Someone correct my numbers and show me the guarantee from the government or how these funds will go to purses. We don't know what deal is being offered to the tracks for operating expenses since the paramutuals are not part of it. How much are they offering and where is that money coming from? Are the tracks going to keep their 10% from slots and it is just horse people that lose their money? SARP as we know it is coming to an end but maybe there is a new agreement for the tracks who host slots and they just call it something else. We don't know because it is secret.

Why isn't anyone asking these questions directly?

Georg Leber-ICR RACING

We sit in limbo while "they" are going to announce "towards the end of the week" what our race dates and purses will look like for April 1st ---Fools' Day with us being fooled again and again. Meanwhile, owners have mares to breed--or not--stakes to pay into--or not--and just trying to stay up and running until these well-paid (with perks) folk play at keeping us quiet and content with their bits and pieces that they are throwing out for us. More of the same old. How long can we exist like this?

Snobelen is out of touch, and the industry is riding on him and OMAFRa.

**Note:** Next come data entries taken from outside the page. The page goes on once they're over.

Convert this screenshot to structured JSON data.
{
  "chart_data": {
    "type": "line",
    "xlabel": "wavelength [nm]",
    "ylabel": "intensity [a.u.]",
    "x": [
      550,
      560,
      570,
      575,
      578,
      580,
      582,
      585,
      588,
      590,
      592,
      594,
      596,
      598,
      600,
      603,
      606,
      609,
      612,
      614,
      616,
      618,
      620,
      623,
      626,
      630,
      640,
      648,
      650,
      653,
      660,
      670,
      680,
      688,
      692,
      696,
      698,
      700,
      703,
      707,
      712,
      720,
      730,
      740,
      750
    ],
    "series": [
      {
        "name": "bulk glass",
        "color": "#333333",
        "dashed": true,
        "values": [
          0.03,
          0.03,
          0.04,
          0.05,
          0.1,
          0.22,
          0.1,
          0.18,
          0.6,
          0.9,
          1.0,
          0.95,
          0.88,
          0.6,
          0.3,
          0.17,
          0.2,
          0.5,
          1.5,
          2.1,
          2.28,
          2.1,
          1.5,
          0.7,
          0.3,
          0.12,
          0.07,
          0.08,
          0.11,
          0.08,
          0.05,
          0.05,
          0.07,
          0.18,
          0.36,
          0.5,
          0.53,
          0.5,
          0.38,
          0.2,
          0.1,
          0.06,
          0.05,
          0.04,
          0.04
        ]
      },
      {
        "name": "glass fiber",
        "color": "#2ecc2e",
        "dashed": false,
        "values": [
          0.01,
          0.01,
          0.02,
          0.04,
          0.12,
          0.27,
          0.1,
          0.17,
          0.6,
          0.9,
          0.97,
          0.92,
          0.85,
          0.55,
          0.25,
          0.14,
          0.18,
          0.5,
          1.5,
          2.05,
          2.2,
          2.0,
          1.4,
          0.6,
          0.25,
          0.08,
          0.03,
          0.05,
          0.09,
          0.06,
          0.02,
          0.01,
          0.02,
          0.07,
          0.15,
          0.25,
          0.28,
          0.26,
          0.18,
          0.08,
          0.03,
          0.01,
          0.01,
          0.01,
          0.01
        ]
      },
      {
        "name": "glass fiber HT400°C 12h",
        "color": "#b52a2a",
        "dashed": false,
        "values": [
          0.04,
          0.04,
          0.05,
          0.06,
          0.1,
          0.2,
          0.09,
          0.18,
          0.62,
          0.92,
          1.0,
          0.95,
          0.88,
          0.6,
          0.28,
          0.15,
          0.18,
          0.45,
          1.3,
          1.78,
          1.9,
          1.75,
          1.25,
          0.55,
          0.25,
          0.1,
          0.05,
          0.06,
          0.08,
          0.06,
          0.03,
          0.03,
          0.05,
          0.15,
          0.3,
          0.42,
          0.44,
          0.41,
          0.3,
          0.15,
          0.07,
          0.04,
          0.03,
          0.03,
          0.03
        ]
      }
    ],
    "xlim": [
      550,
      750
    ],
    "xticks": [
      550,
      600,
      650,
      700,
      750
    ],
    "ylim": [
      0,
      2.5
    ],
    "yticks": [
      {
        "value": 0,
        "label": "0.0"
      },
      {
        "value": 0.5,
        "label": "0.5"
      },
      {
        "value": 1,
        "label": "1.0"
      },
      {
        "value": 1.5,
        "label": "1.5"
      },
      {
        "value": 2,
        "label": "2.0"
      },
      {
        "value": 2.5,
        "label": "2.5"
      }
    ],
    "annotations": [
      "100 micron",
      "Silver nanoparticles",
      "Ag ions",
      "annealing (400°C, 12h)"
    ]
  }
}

What a shame!
Historical racing takes away from live racing.Slot players don't want tothink - they just want to push buttons and watch spinning wheels.
Dealing with the CPMA (bureaucrats)takes years. Their reaction time to anything is usually at a snails pace - time is running out.
And finally, getting money from the general fund is a SUBSIDY - is that what we want?
We don't need leaders like this - we need a vigilante!!!!!

confusion reigns and that's the way the government wants it everything done behind closed doors and the more Mr.Snobelen speaks the more you realize this panel doesn't have any input into what will really happen & seriously do they have a clue?

WHY is the government allowing the OLG such an incredible abundance of pushing and deleting power within the gaming sector, especially with regards to horse racing?

The OLG's modernization strategy includes one point with regards to horse racing:

"OLG’s slot machine business is tied to racetrack sites, limiting options for new gaming locations, although racetracks are not necessarily near where customers live."

If the OLG would set aside their agenda and work with the horse racing industry, they would have the ability to create a multi-plex venue that would incorporate all facets of gaming. Customers will travel if the entertainment value is there-How does NASCAR get 65,000 people to the middle of the desert for a race in Phoenix? This too would allow the horse racing industry time to become a sustainable product on their own.

The OLG also has a sponsorship program which supports Ontario communities:

*Community music festivals or significant local festivals and events
*Civic, stakeholder and business-community related events in communities with
OLG operations

Why not incorporate this strategy within the horse racing community? How many racetracks have adequate infields to support this agenda? It would earn media, patrons and sponsors could return annually, it would incorporate their geographic market as far as their gaming sites, would target a young adult fan base beneficial to the racing industry, while at the same time garnering future sponsorships and investments for the racetracks.

Working together for a stronger Ontario-Is that not the point?

How would these 3 guys that no little to nothing about Horseplayers know what fits the profile of the bettor?